Suivant actes de commissaire de justice du 20 novembre 2024, la bailleresse a fait délivrer aux locataires un commandement de payer la somme principale de 1 438,27 euros au titre de l’arriéré locatif dans un délai de deux mois, en visant une clause résolutoire.
La caisse d’allocations familiales a été informée de la situation de M. [O] [V] et Mme [S] [F] le 25 octobre 2024.
Par assignations du 17 mars 2025, la SAEM ALSACE HABITAT a ensuite saisi le juge des contentieux de la protection du tribunal de proximité de Schiltigheim pour faire constater l’acquisition de la clause résolutoire, être autorisée à faire procéder à l’expulsion de M. [O] [V] et Mme [S] [F] et obtenir leur condamnation solidaire au paiement des sommes suivantes :
— une indemnité mensuelle d’occupation d’un montant égal à celui du loyer et des charges, à compter de la résiliation du bail et jusqu’à libération des lieux,
— 2986,45 euros au titre de l’arriéré locatif arrêté au 17 mars 2025, avec intérêts au taux légal à compter de la signification de la présente décision,
— 500 euros sur le fondement de l’article 700 du code de procédure civile, outre les entiers dépens.
La résiliation judiciaire du contrat est sollicitée à titre subsidiaire.
L’assignation a été notifiée au représentant de l’État dans le département le 21 mars 2025, et un diagnostic social et financier a été réalisé. Ses conclusions ont été reçues au greffe avant l’audience, à laquelle il en a été donné lecture.
Bien que régulièrement assignés par actes de commissaire de justice délivrés à étude, M. [O] [V] et Mme [S] [F] n’ont pas comparu et ne se sont pas fait représenter.
Prétentions et moyens des parties
À l’audience du 09 septembre 2025, la SAEM ALSACE HABITAT maintient l’intégralité de ses demandes, et précise que la dette locative, actualisée au 08 septembre 2025, s’élève désormais à 4 167,32 euros.
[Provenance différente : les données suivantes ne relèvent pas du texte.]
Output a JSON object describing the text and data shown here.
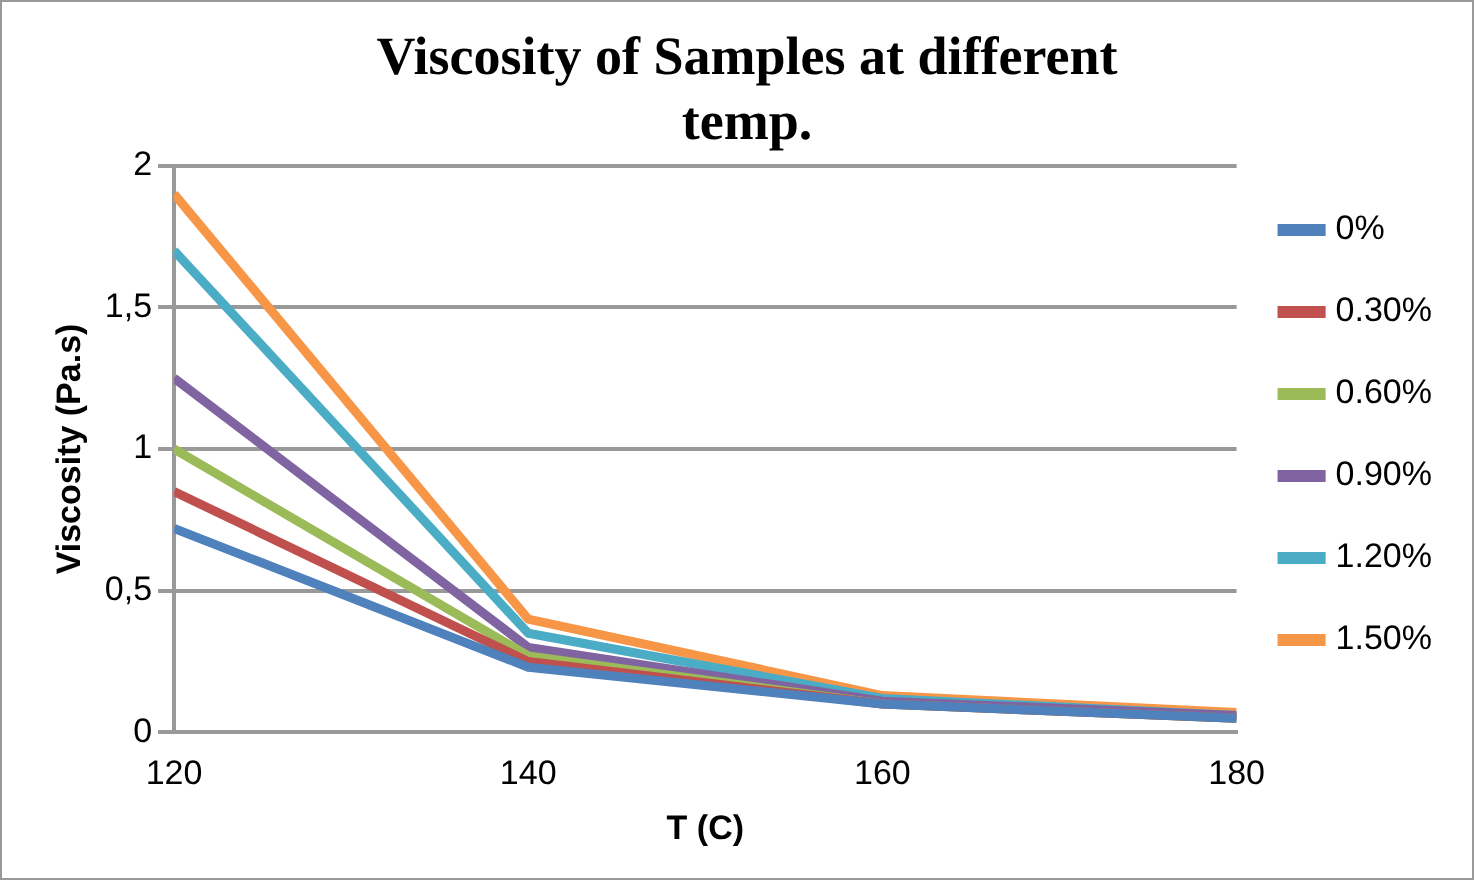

La SAEM ALSACE HABITAT considère enfin qu’il n’y a pas eu de reprise du paiement intégral du loyer courant avant l’audience, au sens de l’article 24 de la loi du 6 juillet 1989.
La SAEM ALSACE HABITAT ne forme aucune demande de suspension des effets de la clause résolutoire.
MOTIVATION
Sur l’absence de comparution de la partie défenderesse
Aux termes de l’article 472 du code de procédure civile, si le défendeur ne comparaît pas, il est néanmoins statué sur le fond. Le juge ne fait droit à la demande que dans la mesure où il l’estime régulière, recevable et bien fondée.
En l’espèce, M. [O] [V] et Mme [S] [F] ont été assignés devant la chambre de proximité de [Localité 6] suivant exploit de commissaire de justice, déposé à étude, le 17 mars 2025.
Il ressort du procès-verbal que le commissaire de Justice s’est assuré du domicile des défendeurs en vérifiant le nom sur la boîte aux lettres et sur la sonnette.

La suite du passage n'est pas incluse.